“Don John the Baptist then, como le whack?”

“Bien, señor, bien.”

“Any theory as to what you’ve got there?”

“Y’r Mercy’s supper. The Señor Coronel Lopez does not desire that Y’r Mercy should have any complaint.”

“Oh, none whatever, Johnny, except what I’m to die of. Set it down, here on the feather bed.”

There were a few native dishes, with a botellon of water and a jar of wine. Driscoll tipped the botellon to his lips. His whiskey flask had contained poison, though the poison of ink, and as he drank, he pondered on why water should not be an antidote for the poisons that lurk in whiskey flasks. 191Then he wondered why such foolish conceits at such times persist in shouldering death itself out of a man’s thoughts.
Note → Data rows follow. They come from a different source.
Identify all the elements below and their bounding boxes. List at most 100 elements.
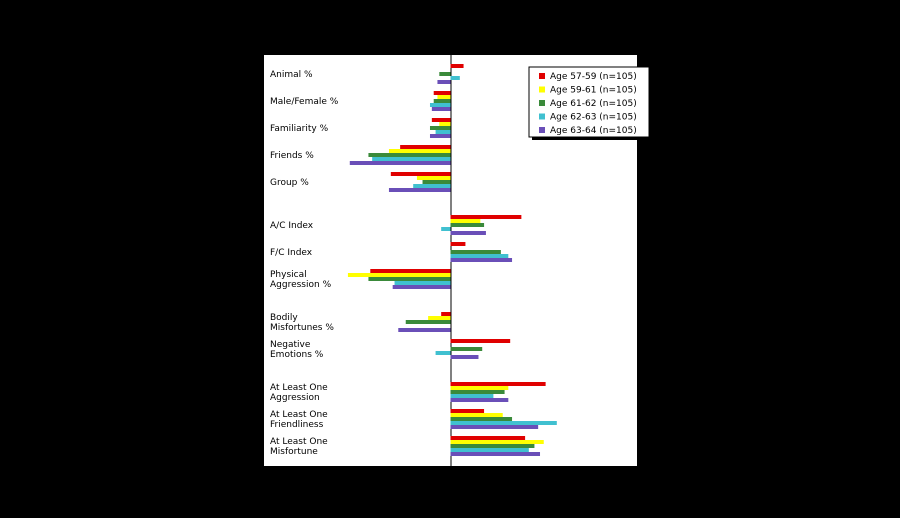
bar [398,328,451,332]
category-label: At Least One [270,437,328,447]
bar [450,398,509,402]
bar [450,215,522,219]
bar [450,382,546,386]
category-label: Negative [270,340,311,350]
bar [450,250,501,254]
bar [435,130,451,134]
bar [450,219,481,223]
tick-label-bottom: -.80 [292,473,312,484]
bar [422,180,451,184]
category-label: Physical [270,270,307,280]
bar [437,80,451,84]
bar [450,231,486,235]
tick-label-top: +.60 [550,40,574,51]
bar [439,122,451,126]
bar [450,386,509,390]
legend-label: Age 62-63 (n=105) [550,113,637,123]
bars [347,64,557,456]
bar [450,390,505,394]
bar [450,440,544,444]
bar [405,320,451,324]
category-label: Misfortunes % [270,323,334,333]
bar [413,184,451,188]
bar [400,145,451,149]
tick-label-top: +1.00 [622,40,653,51]
category-label: Friendliness [270,420,324,430]
legend-label: Age 63-64 (n=105) [550,126,637,136]
bar [388,188,451,192]
bar [450,417,513,421]
tick-label-bottom: +.20 [476,473,500,484]
tick-label-top: -.60 [329,40,349,51]
legend-swatch [539,100,545,106]
legend: Age 57-59 (n=105) Age 59-61 (n=105) Age 61… [528,66,652,140]
bar [450,76,460,80]
bar [450,448,529,452]
bar [450,347,483,351]
legend-swatch [539,113,545,120]
bar [431,107,451,111]
legend-label: Age 61-62 (n=105) [550,99,637,109]
tick-label-bottom: -.60 [329,473,349,484]
category-label: Aggression [270,393,320,403]
category-label: At Least One [270,383,328,393]
legend-box [528,66,650,138]
bar [433,91,451,95]
legend-label: Age 59-61 (n=105) [550,86,637,96]
category-label: A/C Index [270,221,314,231]
bar [450,254,509,258]
category-label: At Least One [270,410,328,420]
bar [390,172,451,176]
bar [429,134,451,138]
tick-label-bottom: -.20 [403,473,423,484]
tick-label-top: -1.00 [251,40,277,51]
bar [450,444,535,448]
bar [450,409,485,413]
bar [450,339,511,343]
legend-swatch [539,73,545,79]
legend-swatch [539,86,545,93]
bar [394,281,451,285]
bar [450,258,513,262]
bar [370,269,451,273]
bar [368,277,451,281]
category-label: Emotions % [270,350,324,360]
bar [450,394,494,398]
bar [349,161,451,165]
bar [428,316,451,320]
category-label: Group % [270,178,309,188]
tick-label-bottom: +1.00 [622,473,653,484]
bar [450,242,466,246]
category-label: Aggression % [270,280,332,290]
bar [450,223,485,227]
bar [392,285,451,289]
tick-label-top: -.40 [366,40,386,51]
bar [437,95,451,99]
tick-label-bottom: +.60 [550,473,574,484]
bar [433,99,451,103]
legend-swatch [539,127,545,133]
bar [439,72,451,76]
category-label: Animal % [270,70,313,80]
tick-label-bottom: 0 [447,473,453,484]
bar [347,273,451,277]
tick-label-top: -.20 [403,40,423,51]
tick-label-top: +.40 [513,40,537,51]
bar [450,425,539,429]
bar [450,421,557,425]
tick-label-top: +.80 [588,40,612,51]
bar [441,227,451,231]
category-label: F/C Index [270,248,313,258]
bar [450,413,503,417]
tick-label-bottom: -1.00 [251,473,277,484]
bar [450,64,464,68]
bar [372,157,451,161]
tick-label-bottom: +.80 [588,473,612,484]
bar [435,351,451,355]
tick-label-bottom: -.40 [366,473,386,484]
category-label: Male/Female % [270,97,339,107]
bar [388,149,451,153]
top-axis-ticks: -1.00 -.80 -.60 -.40 -.20 0 +.20 +.40 +.60 +.80 +1… [251,40,652,55]
bar [450,452,541,456]
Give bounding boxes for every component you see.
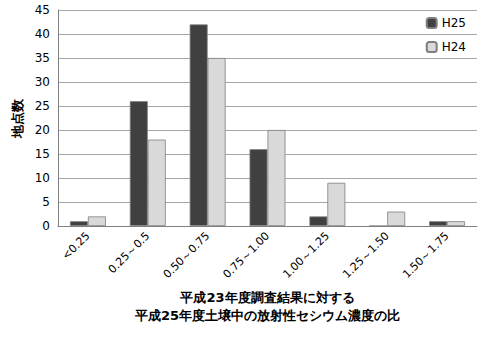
svg-text:<0.25: <0.25: [60, 229, 93, 262]
svg-text:H24: H24: [442, 40, 466, 54]
svg-text:1.50～1.75: 1.50～1.75: [400, 229, 452, 281]
svg-text:15: 15: [35, 147, 50, 161]
svg-text:20: 20: [35, 123, 50, 137]
svg-text:1.25～1.50: 1.25～1.50: [340, 229, 392, 281]
svg-text:40: 40: [35, 27, 50, 41]
svg-text:0: 0: [42, 219, 50, 233]
svg-text:0.50～0.75: 0.50～0.75: [161, 229, 213, 281]
svg-text:45: 45: [35, 3, 50, 17]
svg-text:30: 30: [35, 75, 50, 89]
svg-text:平成23年度調査結果に対する: 平成23年度調査結果に対する: [179, 290, 354, 305]
svg-text:地点数: 地点数: [10, 98, 25, 139]
svg-text:35: 35: [35, 51, 50, 65]
svg-text:10: 10: [35, 171, 50, 185]
svg-text:0.75～1.00: 0.75～1.00: [221, 229, 273, 281]
svg-text:5: 5: [42, 195, 50, 209]
svg-text:1.00～1.25: 1.00～1.25: [280, 229, 332, 281]
svg-text:平成25年度土壌中の放射性セシウム濃度の比: 平成25年度土壌中の放射性セシウム濃度の比: [134, 308, 400, 323]
svg-text:25: 25: [35, 99, 50, 113]
svg-text:H25: H25: [442, 16, 466, 30]
svg-text:0.25～0.5: 0.25～0.5: [106, 229, 153, 276]
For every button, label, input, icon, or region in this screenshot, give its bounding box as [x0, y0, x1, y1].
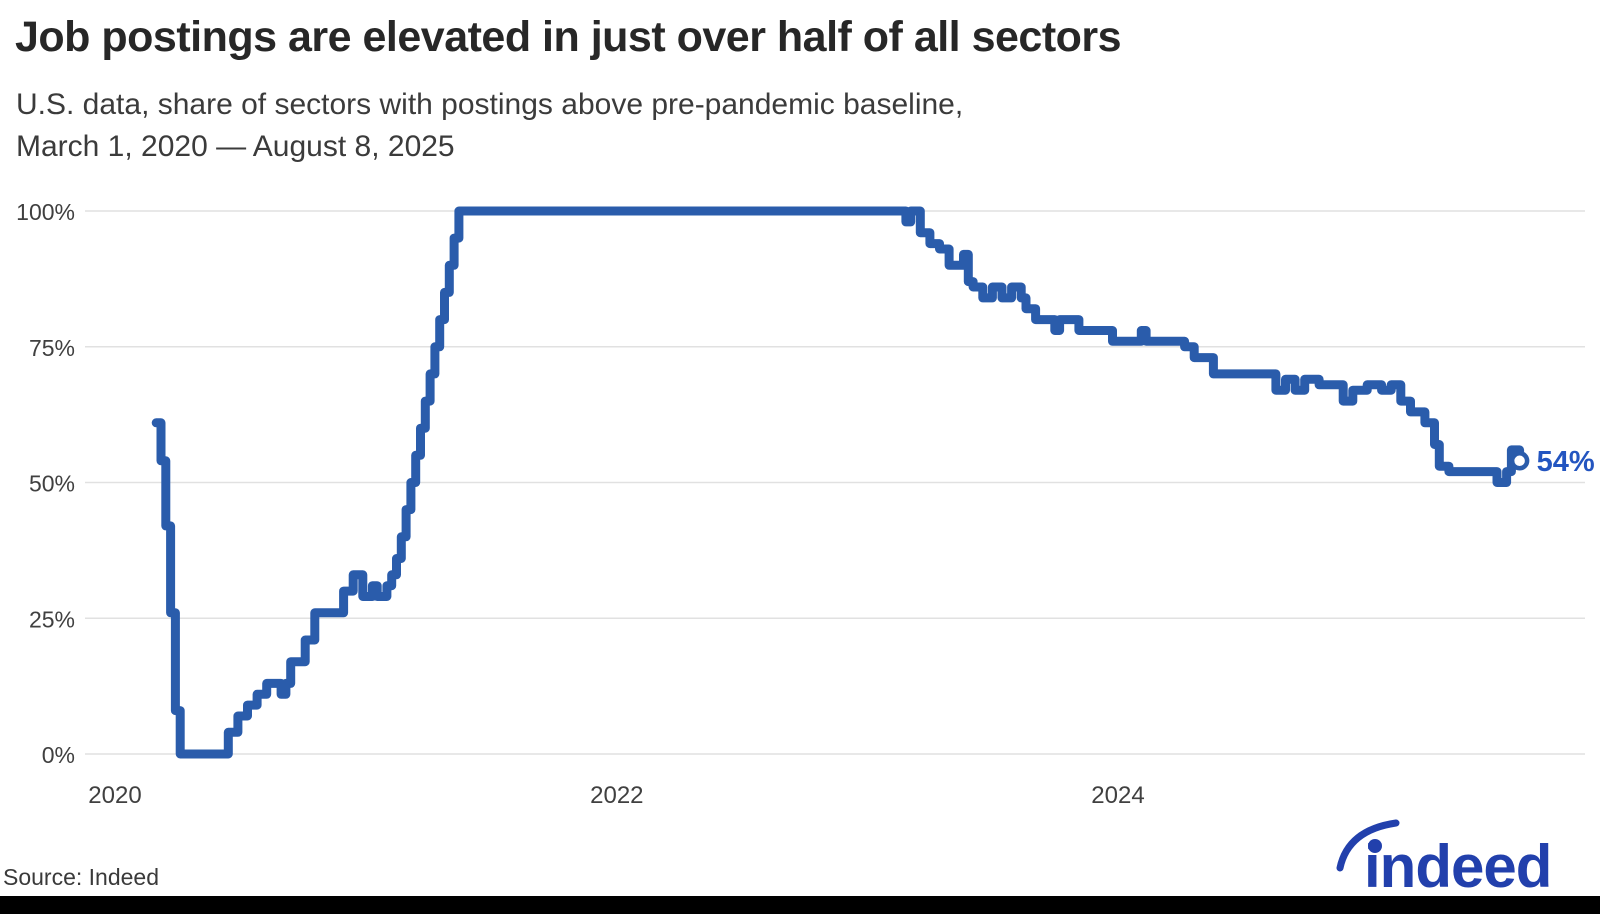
x-tick-label-2022: 2022 [590, 782, 643, 809]
indeed-logo-swoosh-icon [1336, 819, 1400, 872]
y-axis-labels-group: 100% 75% 50% 25% 0% [16, 199, 75, 768]
subtitle-line-1: U.S. data, share of sectors with posting… [16, 88, 964, 121]
y-tick-label-50: 50% [29, 471, 75, 497]
page-title: Job postings are elevated in just over h… [15, 13, 1122, 61]
indeed-logo: indeed [1336, 819, 1552, 900]
x-tick-label-2020: 2020 [88, 782, 141, 809]
end-point-marker [1509, 451, 1530, 471]
gridlines-group [85, 210, 1585, 755]
end-value-label: 54% [1537, 446, 1595, 478]
source-caption: Source: Indeed [3, 864, 160, 890]
end-annotation-group: 54% [1509, 446, 1595, 478]
x-axis-labels-group: 2020 2022 2024 [88, 782, 1144, 809]
subtitle-line-2: March 1, 2020 — August 8, 2025 [16, 130, 455, 163]
series-line [151, 206, 1525, 759]
x-tick-label-2024: 2024 [1091, 782, 1144, 809]
bottom-black-bar [0, 896, 1600, 914]
y-tick-label-100: 100% [16, 199, 75, 225]
indeed-logo-dot-icon [1368, 839, 1382, 853]
y-tick-label-75: 75% [29, 335, 75, 361]
series-group [151, 206, 1525, 759]
page-subtitle: U.S. data, share of sectors with posting… [16, 84, 1416, 168]
y-tick-label-0: 0% [42, 742, 75, 768]
y-tick-label-25: 25% [29, 606, 75, 632]
indeed-logo-text: indeed [1364, 833, 1551, 900]
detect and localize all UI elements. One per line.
And meanwhile, there stood the precursor of his end, in the emblematic person of a very brown John the Baptist. The fellow’s gorgeous red jacket was unbuttoned, revealing a sordid dirty shirt. He was officer of the guard, and had a curiosity as to how a Gringo about to be shot would act. He waited clumsily, lantern in hand. But he was disappointed. There seemed to be nothing out of the commonplace. Some condemned Mexican, though a monotonously familiar spectacle, would yet have been more entertaining.

Driscoll looked at him over the botellon. That earthen bottle had not left the prisoner’s lips. It had stopped there, poised aloft by an idea.

“See here,” Driscoll complained, “where’s the rest of the water I’m to have?”

“Of what water, señor?”

“For my bath, of course. Don’t I die to-morrow?”